I should say our sex life didn’t change when we got married. I think I just became more aware of these new “roles,” of being a “husband” and a “wife,” of being “newlyweds.” For me, these titles carried so much … well, weight. My idea of what these words mean have been shaped by novels, movies, and pop culture, and it’s been kind of a struggle to make them my own, to separate my preconceived ideas of them from, you know, actually living them. I worry about being like some dumb character on a TV show, of representing marriage in the same, often unflattering, way it’s been represented in movies. If I only have sex with my husband twice a week, does that make me like that wife I don’t like in that book I read once? The one who’s kind of frigid? I don’t want to be that woman! I want to be the one who leaves her husband so utterly satisfied he arrives to work every morning with a silly grin on his face. So, you see, as much as I hate to admit it, my motivation is often driven by a desire to live up to a certain ideal or to avoid being characterized a certain way. And by whom? My husband? God, he doesn’t care about any of that crap. He just wants some action; he just wants genuine intimacy!

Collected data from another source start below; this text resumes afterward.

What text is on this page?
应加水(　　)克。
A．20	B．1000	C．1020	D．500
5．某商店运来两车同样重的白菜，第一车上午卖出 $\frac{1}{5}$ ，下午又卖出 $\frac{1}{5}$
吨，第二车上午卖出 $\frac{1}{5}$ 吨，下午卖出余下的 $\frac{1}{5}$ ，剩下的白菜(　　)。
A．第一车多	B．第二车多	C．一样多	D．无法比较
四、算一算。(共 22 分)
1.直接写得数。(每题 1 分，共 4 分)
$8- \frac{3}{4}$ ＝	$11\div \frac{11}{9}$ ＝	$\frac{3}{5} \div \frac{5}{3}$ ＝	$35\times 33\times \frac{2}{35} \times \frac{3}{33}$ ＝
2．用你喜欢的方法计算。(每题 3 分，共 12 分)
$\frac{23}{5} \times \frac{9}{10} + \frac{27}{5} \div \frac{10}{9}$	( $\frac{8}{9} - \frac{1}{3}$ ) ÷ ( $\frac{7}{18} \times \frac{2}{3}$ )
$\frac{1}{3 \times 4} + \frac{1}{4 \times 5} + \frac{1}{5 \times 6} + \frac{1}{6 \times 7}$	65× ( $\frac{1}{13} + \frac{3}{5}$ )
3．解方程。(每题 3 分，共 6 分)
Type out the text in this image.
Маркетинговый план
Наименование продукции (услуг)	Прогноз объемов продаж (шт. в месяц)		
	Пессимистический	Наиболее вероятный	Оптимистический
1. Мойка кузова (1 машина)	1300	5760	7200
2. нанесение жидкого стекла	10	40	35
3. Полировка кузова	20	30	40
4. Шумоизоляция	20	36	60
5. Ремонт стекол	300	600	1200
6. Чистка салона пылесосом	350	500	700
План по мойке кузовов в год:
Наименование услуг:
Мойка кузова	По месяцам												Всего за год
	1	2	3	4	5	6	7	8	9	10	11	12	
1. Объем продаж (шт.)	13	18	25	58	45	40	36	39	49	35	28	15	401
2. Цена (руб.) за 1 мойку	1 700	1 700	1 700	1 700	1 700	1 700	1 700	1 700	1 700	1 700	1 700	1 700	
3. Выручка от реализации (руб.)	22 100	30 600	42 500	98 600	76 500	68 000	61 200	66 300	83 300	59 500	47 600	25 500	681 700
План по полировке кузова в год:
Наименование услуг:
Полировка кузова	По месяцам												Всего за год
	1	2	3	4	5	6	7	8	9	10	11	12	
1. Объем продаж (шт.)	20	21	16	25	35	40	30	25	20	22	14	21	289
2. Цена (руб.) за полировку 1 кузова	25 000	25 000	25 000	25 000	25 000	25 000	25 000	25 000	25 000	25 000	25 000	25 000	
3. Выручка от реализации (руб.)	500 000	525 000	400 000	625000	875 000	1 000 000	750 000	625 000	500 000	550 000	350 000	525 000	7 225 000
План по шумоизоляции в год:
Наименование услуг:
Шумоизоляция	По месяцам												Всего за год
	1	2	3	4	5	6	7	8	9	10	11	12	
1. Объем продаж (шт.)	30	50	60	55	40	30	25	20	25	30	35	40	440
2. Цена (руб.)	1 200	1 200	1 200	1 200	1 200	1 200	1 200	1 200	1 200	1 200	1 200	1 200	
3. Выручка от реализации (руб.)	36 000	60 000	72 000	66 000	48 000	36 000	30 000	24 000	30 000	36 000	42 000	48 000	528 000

Do other married women ever feel this way? Is it a newlywed thing? Am I just being totally neurotic? I’m hoping with time the newness of being married wears off and my anxiety is replaced with a deeper level of contentment. Hopefully, I’ll quit worrying so much about being a “good wife,” and I’ll focus more on just being me. After all, that’s who my husband married, isn’t it? Not some character on TV, not some woman represented in a generic poll. He married me. So why do I worry that he suddenly expected me to be someone else as soon as I became a wife?